The Silk Roads

The Silk Roads: A New History of the World

The Silk Roads: A New History of The World is a 2015 book authored by Peter Frankopan, an academic at the University of Oxford. He presents a new point of view about center of human rise and oppose with traditional view that consider human heirs to the Egyptians.

Summary

The traditional view is that Western civilization descends from the Romans, who were in turn heir to the Greeks, who, in some accounts, were heirs to the Egyptians. Frankopan argues that the Persian empire was the center point of the rise of humanity. In the silk roads, Frankopan wants to change the view point of reader to History and make new sight.[1]

Author

Frankopan is a historian at Oxford University, where he is Senior Research Fellow at Worcester College Oxford and Director of the Oxford Centre for Byzantine Research.
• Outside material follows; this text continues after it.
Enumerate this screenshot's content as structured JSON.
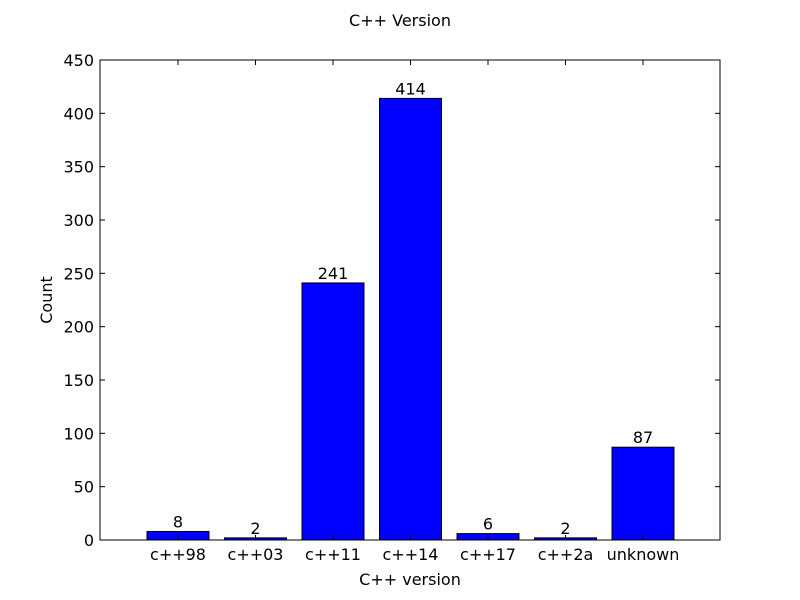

He works on the history of the Mediterranean, the Balkans, the Caucasus, Russia and on relations between Christianity and Islam. He also specializes in medieval Greek literature, and translated The Alexiadfor Penguin Classics (2009). Frankopan often writes for the international press, including The New York Times, The Washington Post, The Guardian, MoneyWeek. He has also contributed to TV and Radio documentaries about the Byzantine Empire, Divine Women, Roman Law and the Code of Justinian, the Crusades, Varangian mercenaries and the reign of Ivan the Terrible. His new book is The Silk Roads: A New History of the World .[2][3]

Reception

Reviews on the silk roads by Peter Frankopan was published at the guardian,[1] The Independent,[4] The telegraph newspaper [5] and The Times.[6]